On peer reviewing

Fri Jun 4 18:18:26 PDT 2021

Introduction

Despite its {documented short-comings}, I still believe that peer review is a valuable process that can significantly enhance the quality of the submitted manuscript.

People bring up the fact that Einstein never went through peer review. But I don't know how important a journal publication was considered at that time for one's career, compared to modern academia. In other words, I don't know if a {publish-or-perish}-type pressure necessitated using peer review as a means of quality control at that time.
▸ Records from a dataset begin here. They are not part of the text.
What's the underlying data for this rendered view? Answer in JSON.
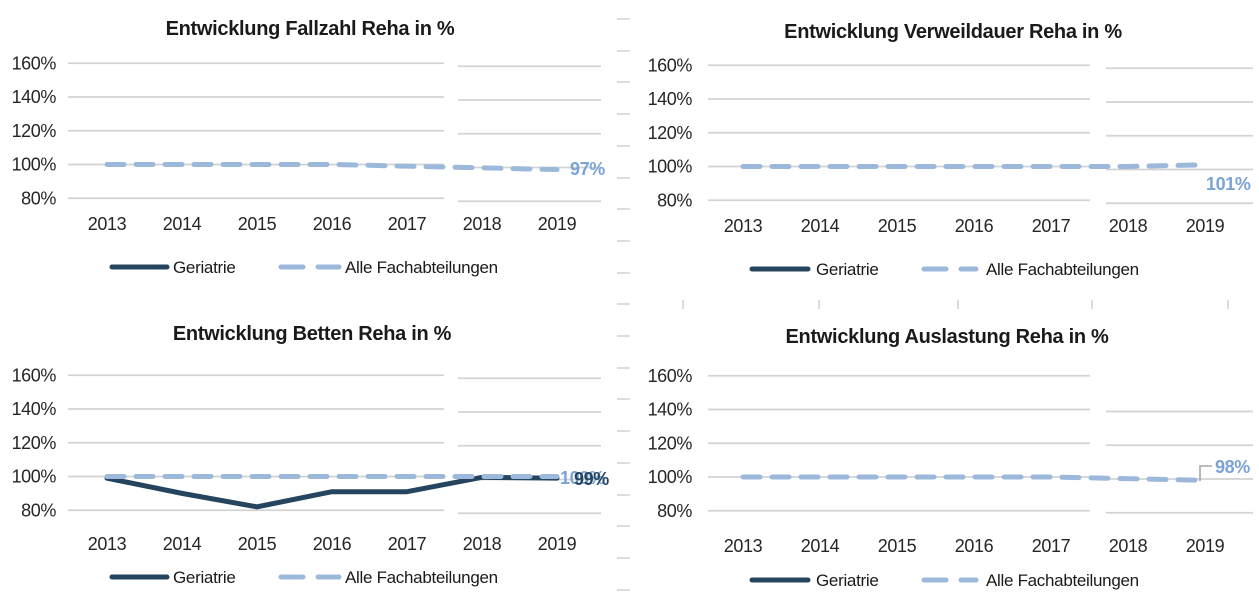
{
  "colors": {
    "geriatrie_navy": "#25455f",
    "alle_light_blue": "#9cb9dc",
    "end_label_blue": "#7ba3d6",
    "gridline_gray": "#d3d3d3",
    "leader_gray": "#a6a6a6",
    "axis_text": "#262626"
  },
  "legend": {
    "geriatrie": "Geriatrie",
    "alle": "Alle Fachabteilungen"
  },
  "chart_data": [
    {
      "id": "fallzahl",
      "type": "line",
      "title": "Entwicklung Fallzahl Reha in %",
      "categories": [
        "2013",
        "2014",
        "2015",
        "2016",
        "2017",
        "2018",
        "2019"
      ],
      "y_ticks": [
        "160%",
        "140%",
        "120%",
        "100%",
        "80%"
      ],
      "ylim": [
        80,
        160
      ],
      "grid": true,
      "legend_position": "bottom",
      "series": [
        {
          "name": "Geriatrie",
          "values": null
        },
        {
          "name": "Alle Fachabteilungen",
          "values": [
            100,
            100,
            100,
            100,
            99,
            98,
            97
          ]
        }
      ],
      "end_labels": [
        {
          "text": "97%",
          "series": "Alle Fachabteilungen"
        }
      ]
    },
    {
      "id": "verweildauer",
      "type": "line",
      "title": "Entwicklung Verweildauer Reha in %",
      "categories": [
        "2013",
        "2014",
        "2015",
        "2016",
        "2017",
        "2018",
        "2019"
      ],
      "y_ticks": [
        "160%",
        "140%",
        "120%",
        "100%",
        "80%"
      ],
      "ylim": [
        80,
        160
      ],
      "grid": true,
      "legend_position": "bottom",
      "series": [
        {
          "name": "Geriatrie",
          "values": null
        },
        {
          "name": "Alle Fachabteilungen",
          "values": [
            100,
            100,
            100,
            100,
            100,
            100,
            101
          ]
        }
      ],
      "end_labels": [
        {
          "text": "101%",
          "series": "Alle Fachabteilungen"
        }
      ]
    },
    {
      "id": "betten",
      "type": "line",
      "title": "Entwicklung Betten Reha in %",
      "categories": [
        "2013",
        "2014",
        "2015",
        "2016",
        "2017",
        "2018",
        "2019"
      ],
      "y_ticks": [
        "160%",
        "140%",
        "120%",
        "100%",
        "80%"
      ],
      "ylim": [
        80,
        160
      ],
      "grid": true,
      "legend_position": "bottom",
      "series": [
        {
          "name": "Geriatrie",
          "values": [
            99,
            90,
            82,
            91,
            91,
            99.5,
            99
          ]
        },
        {
          "name": "Alle Fachabteilungen",
          "values": [
            100,
            100,
            100,
            100,
            100,
            100,
            100
          ]
        }
      ],
      "end_labels": [
        {
          "text": "100%",
          "series": "Alle Fachabteilungen"
        },
        {
          "text": "99%",
          "series": "Geriatrie"
        }
      ]
    },
    {
      "id": "auslastung",
      "type": "line",
      "title": "Entwicklung Auslastung Reha in %",
      "categories": [
        "2013",
        "2014",
        "2015",
        "2016",
        "2017",
        "2018",
        "2019"
      ],
      "y_ticks": [
        "160%",
        "140%",
        "120%",
        "100%",
        "80%"
      ],
      "ylim": [
        80,
        160
      ],
      "grid": true,
      "legend_position": "bottom",
      "series": [
        {
          "name": "Geriatrie",
          "values": null
        },
        {
          "name": "Alle Fachabteilungen",
          "values": [
            100,
            100,
            100,
            100,
            100,
            99,
            98
          ]
        }
      ],
      "end_labels": [
        {
          "text": "98%",
          "series": "Alle Fachabteilungen",
          "callout": true
        }
      ]
    }
  ]
}
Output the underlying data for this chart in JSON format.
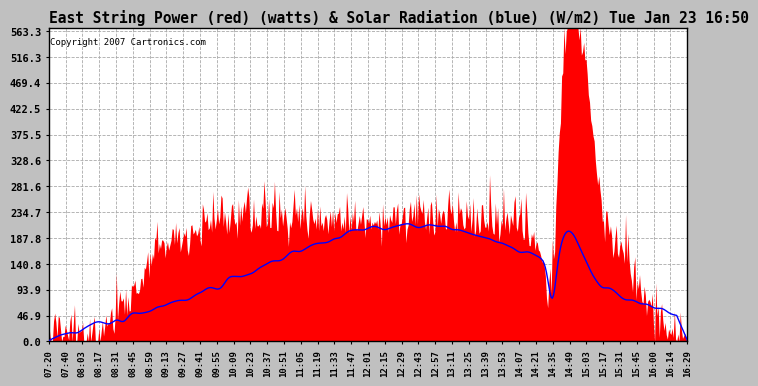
{
  "title": "East String Power (red) (watts) & Solar Radiation (blue) (W/m2) Tue Jan 23 16:50",
  "copyright": "Copyright 2007 Cartronics.com",
  "background_color": "#c0c0c0",
  "plot_bg_color": "#ffffff",
  "yticks": [
    0.0,
    46.9,
    93.9,
    140.8,
    187.8,
    234.7,
    281.6,
    328.6,
    375.5,
    422.5,
    469.4,
    516.3,
    563.3
  ],
  "ymax": 563.3,
  "ymin": 0.0,
  "title_fontsize": 10.5,
  "xlabel_fontsize": 6.5,
  "ylabel_fontsize": 7.5,
  "red_color": "#ff0000",
  "blue_color": "#0000ff",
  "x_labels": [
    "07:20",
    "07:40",
    "08:03",
    "08:17",
    "08:31",
    "08:45",
    "08:59",
    "09:13",
    "09:27",
    "09:41",
    "09:55",
    "10:09",
    "10:23",
    "10:37",
    "10:51",
    "11:05",
    "11:19",
    "11:33",
    "11:47",
    "12:01",
    "12:15",
    "12:29",
    "12:43",
    "12:57",
    "13:11",
    "13:25",
    "13:39",
    "13:53",
    "14:07",
    "14:21",
    "14:35",
    "14:49",
    "15:03",
    "15:17",
    "15:31",
    "15:45",
    "16:00",
    "16:14",
    "16:29"
  ]
}
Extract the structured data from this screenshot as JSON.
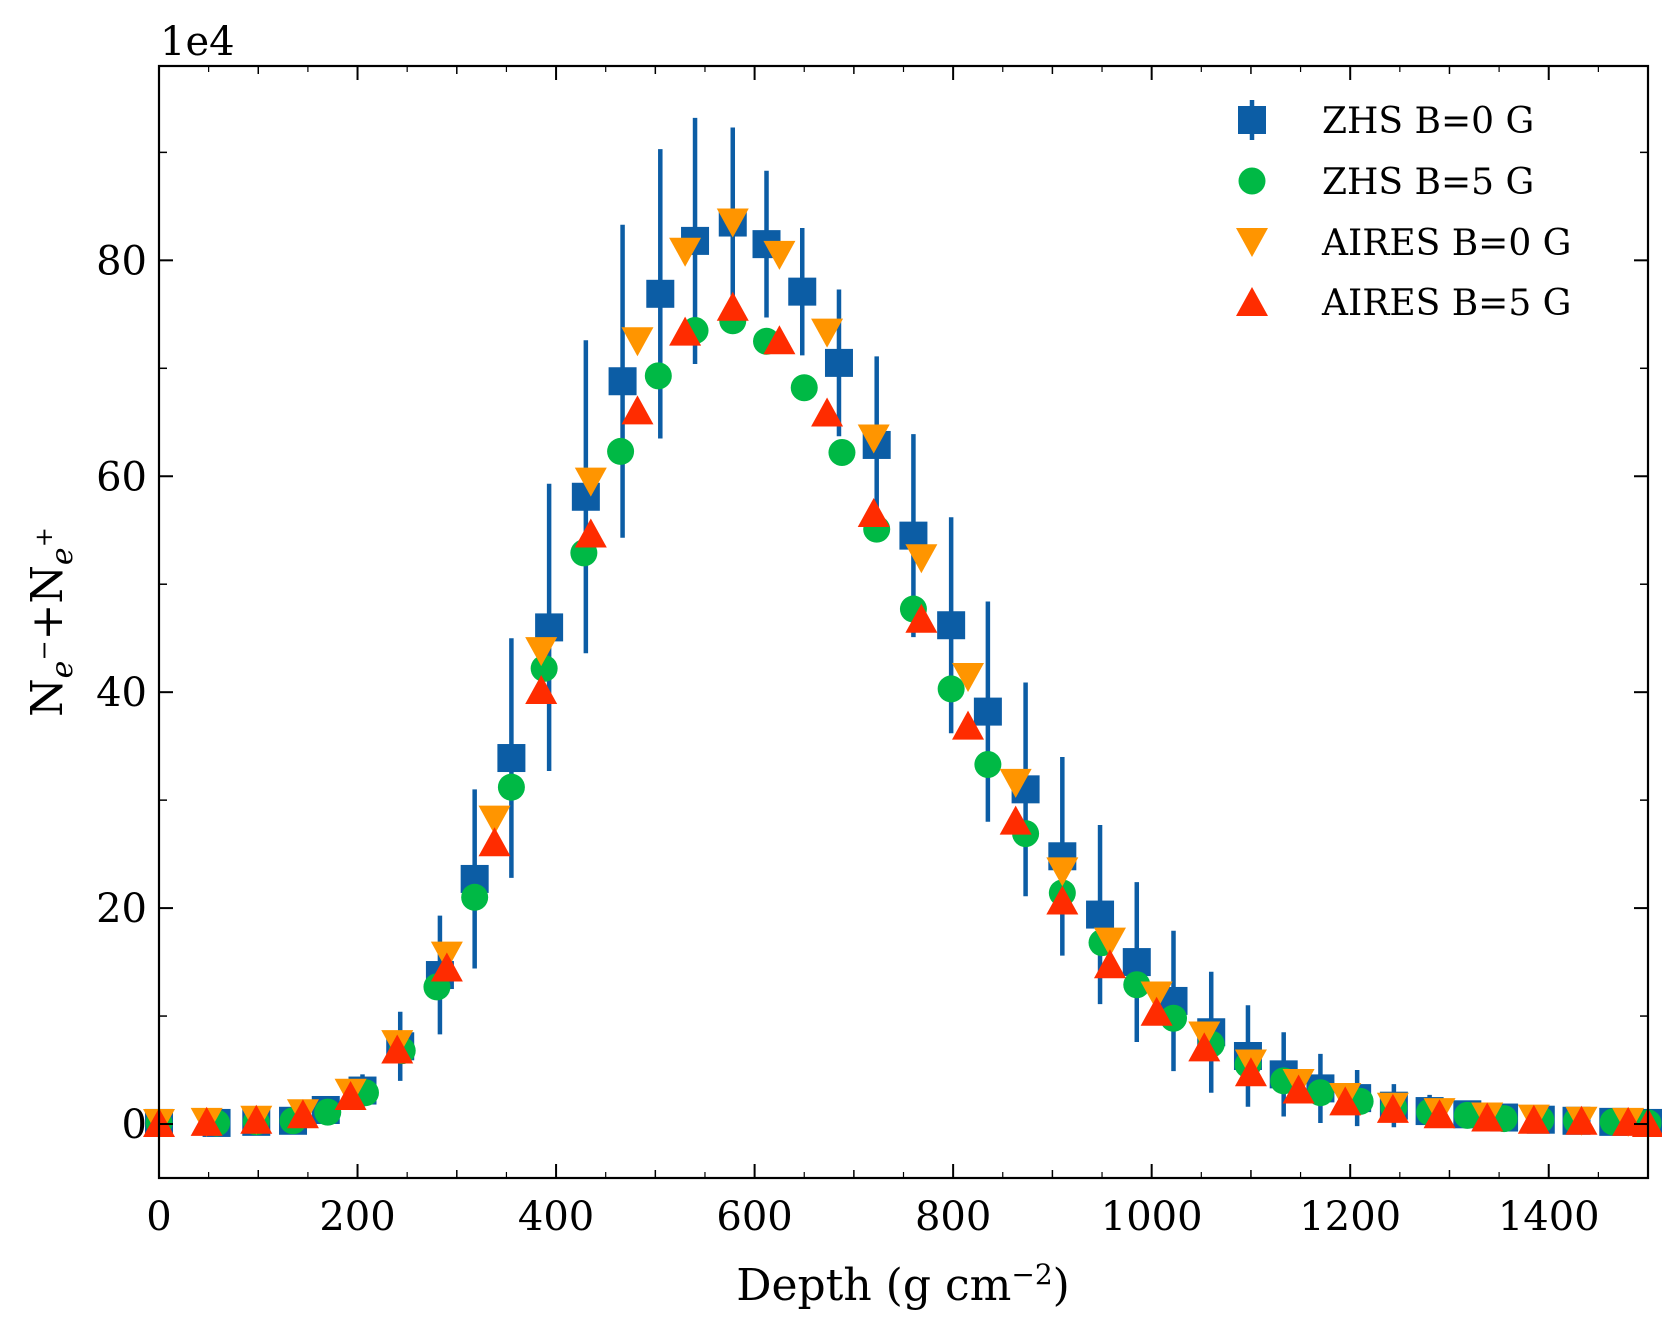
{
  "chart_data": {
    "type": "scatter",
    "title": "",
    "xlabel": "Depth (g cm",
    "xlabel_sup": "−2",
    "xlabel_close": ")",
    "ylabel_n1": "N",
    "ylabel_sub1": "e",
    "ylabel_sup1": "−",
    "ylabel_plus": "+N",
    "ylabel_sub2": "e",
    "ylabel_sup2": "+",
    "offset_text": "1e4",
    "xlim": [
      0,
      1500
    ],
    "ylim": [
      -5,
      98
    ],
    "xticks": [
      0,
      200,
      400,
      600,
      800,
      1000,
      1200,
      1400
    ],
    "xtick_labels": [
      "0",
      "200",
      "400",
      "600",
      "800",
      "1000",
      "1200",
      "1400"
    ],
    "yticks": [
      0,
      20,
      40,
      60,
      80
    ],
    "ytick_labels": [
      "0",
      "20",
      "40",
      "60",
      "80"
    ],
    "legend_position": "top-right",
    "series": [
      {
        "name": "ZHS B=0 G",
        "marker": "square",
        "color": "#0C5DA5",
        "x": [
          0,
          58,
          98,
          135,
          168,
          205,
          243,
          283,
          318,
          355,
          393,
          430,
          467,
          505,
          540,
          578,
          612,
          648,
          685,
          723,
          760,
          798,
          835,
          873,
          910,
          948,
          985,
          1022,
          1060,
          1097,
          1133,
          1170,
          1207,
          1244,
          1280,
          1318,
          1355,
          1392,
          1428,
          1465,
          1500
        ],
        "y": [
          0.1,
          0.1,
          0.2,
          0.3,
          1.3,
          3.1,
          7.2,
          13.8,
          22.7,
          33.9,
          46.0,
          58.1,
          68.8,
          76.9,
          81.8,
          83.5,
          81.5,
          77.1,
          70.5,
          62.9,
          54.5,
          46.2,
          38.2,
          31.0,
          24.8,
          19.4,
          15.0,
          11.4,
          8.5,
          6.3,
          4.6,
          3.3,
          2.4,
          1.7,
          1.2,
          0.9,
          0.6,
          0.4,
          0.3,
          0.2,
          0.1
        ],
        "yerr": [
          0.1,
          0.1,
          0.2,
          0.3,
          0.5,
          1.5,
          3.2,
          5.5,
          8.3,
          11.1,
          13.3,
          14.5,
          14.5,
          13.4,
          11.4,
          8.8,
          6.8,
          5.9,
          6.8,
          8.2,
          9.4,
          10.0,
          10.2,
          9.9,
          9.2,
          8.3,
          7.4,
          6.5,
          5.6,
          4.7,
          3.9,
          3.2,
          2.6,
          2.0,
          1.5,
          1.2,
          0.9,
          0.6,
          0.4,
          0.3,
          0.2
        ]
      },
      {
        "name": "ZHS B=5 G",
        "marker": "circle",
        "color": "#00B945",
        "x": [
          0,
          58,
          98,
          135,
          170,
          208,
          245,
          280,
          318,
          355,
          388,
          428,
          465,
          503,
          540,
          578,
          612,
          650,
          688,
          723,
          760,
          798,
          835,
          873,
          910,
          950,
          985,
          1022,
          1060,
          1097,
          1133,
          1170,
          1210,
          1244,
          1280,
          1318,
          1355,
          1392,
          1428,
          1465,
          1500
        ],
        "y": [
          0.1,
          0.1,
          0.2,
          0.3,
          1.1,
          2.9,
          6.8,
          12.7,
          21.0,
          31.2,
          42.2,
          52.9,
          62.3,
          69.3,
          73.5,
          74.4,
          72.5,
          68.2,
          62.2,
          55.1,
          47.7,
          40.3,
          33.3,
          26.9,
          21.4,
          16.8,
          12.9,
          9.8,
          7.4,
          5.5,
          4.0,
          2.9,
          2.1,
          1.5,
          1.1,
          0.8,
          0.5,
          0.4,
          0.3,
          0.2,
          0.1
        ]
      },
      {
        "name": "AIRES B=0 G",
        "marker": "triangle-down",
        "color": "#FF9500",
        "x": [
          0,
          48,
          98,
          145,
          193,
          240,
          290,
          338,
          385,
          435,
          482,
          530,
          578,
          625,
          673,
          720,
          768,
          815,
          863,
          910,
          958,
          1005,
          1053,
          1100,
          1148,
          1195,
          1243,
          1290,
          1338,
          1385,
          1433,
          1480
        ],
        "y": [
          0.1,
          0.2,
          0.4,
          1.0,
          2.9,
          7.4,
          15.6,
          28.2,
          43.8,
          59.5,
          72.5,
          80.8,
          83.5,
          80.5,
          73.3,
          63.5,
          52.4,
          41.4,
          31.6,
          23.4,
          16.9,
          11.9,
          8.2,
          5.6,
          3.8,
          2.5,
          1.6,
          1.1,
          0.7,
          0.5,
          0.3,
          0.2
        ]
      },
      {
        "name": "AIRES B=5 G",
        "marker": "triangle-up",
        "color": "#FF2C00",
        "x": [
          0,
          48,
          98,
          145,
          193,
          240,
          290,
          338,
          385,
          435,
          482,
          530,
          578,
          625,
          673,
          720,
          768,
          815,
          863,
          910,
          958,
          1005,
          1053,
          1100,
          1148,
          1195,
          1243,
          1290,
          1338,
          1385,
          1433,
          1480,
          1500
        ],
        "y": [
          0.1,
          0.2,
          0.4,
          0.9,
          2.6,
          6.9,
          14.5,
          26.1,
          40.2,
          54.7,
          66.1,
          73.4,
          75.7,
          72.6,
          65.9,
          56.6,
          46.8,
          36.9,
          28.1,
          20.7,
          14.8,
          10.4,
          7.1,
          4.8,
          3.2,
          2.1,
          1.4,
          0.9,
          0.6,
          0.4,
          0.3,
          0.2,
          0.1
        ]
      }
    ]
  }
}
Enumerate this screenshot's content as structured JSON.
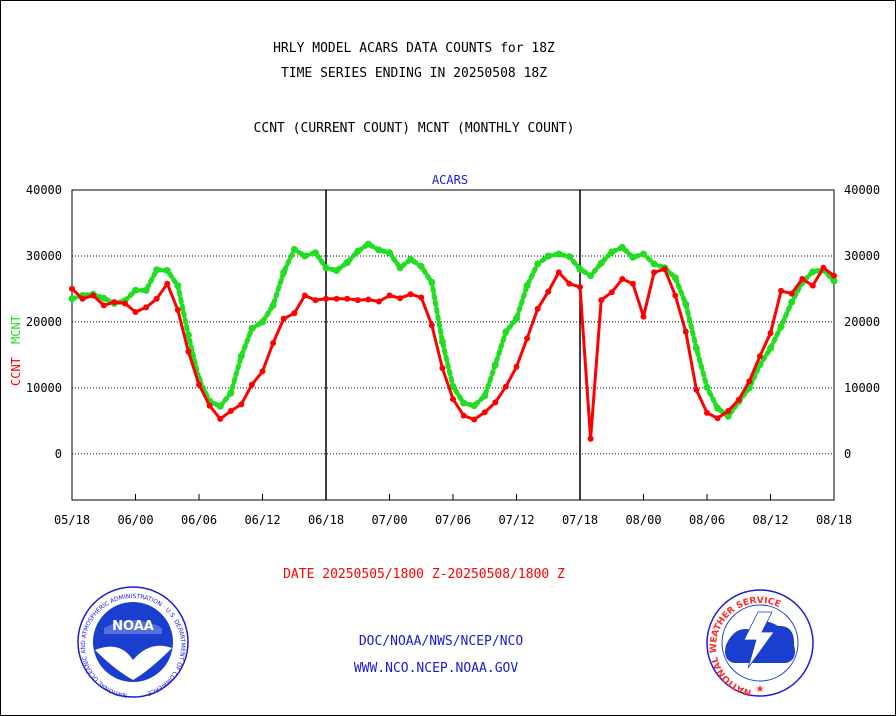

Some interesting developments in peer reviewing are the use of {double-blind peer review}, used for example by Nature journals, where both author and reviewer are kept hidden, and the {interactive review process} employed for example by journals of the European Geosciences Union, where both author and reviewer identities are revealed and the community is allowed to openly discuss the article under revision.

Rules for journal reviewing

In SIAM News (Sep 2021), R. Laubenbacher lists five rules to guide the peer review process:

  1. Treat other writer's manuscripts as you would want them to treat your own.
  2. Respond to inquiries from editors and editorial staff in reasonable time, usually as soon as possible. Reject reviewing immediately if you don't have time.
  3. Review manuscripts if you can offer constructive criticism. It's possible to review manuscripts that are not directly in your field of expertise. In this case, provide commentary on how accessible the manuscript is for researchers of an adjacent field.
  4. Reviews should help both authors and editors.
  5. Delays and other issues should be communicated with the editorial staff as soon as possible.

Conducting peer review

Multiple reads

{The review checklist by Taylor & Francis} suggests to read the article in multiple iterations. The first read should be a high-level read that focuses on the big picture. This should give a first impression of:

  1. Clarity of the manuscript
  2. Novelty of the research
  3. Study design and methodology

The second read should be more detailed and focus on specific things per section.

Major vs. minor issues

An important part is the distinction between major and minor issues. As far as I can tell, most dissatisfaction with reviewer comments is related to a reviewer confusing a minor issue with a major issue. Major issues are concerns that address things directly related to the scope of the manuscript. Everything else, for example missing references and presentation of research, are minor issues.

Writing the review

To write a good review, {P. Dunlavey} refers to A. Rapoport's guidelines for fair and critical commentary:

  1. Attempt to re-express your target's position clearly
  2. List points of agreement (especially if they are not generally agreed on)
  3. Mention insights you gained
  4. Only then are you permitted to say so much as a word of rebuttal or criticism

This aligns well with the {PLOS guidelines}, which suggests the following structure of a review:

  1. Summary of the research and overall impression
  2. Discussion of specific areas of improvement
  3. Other points

Ethical guidelines for peer reviewers are discussed by {the Committee on Publication Ethics}. Most of the points are common-sense, but it's a good read in any case.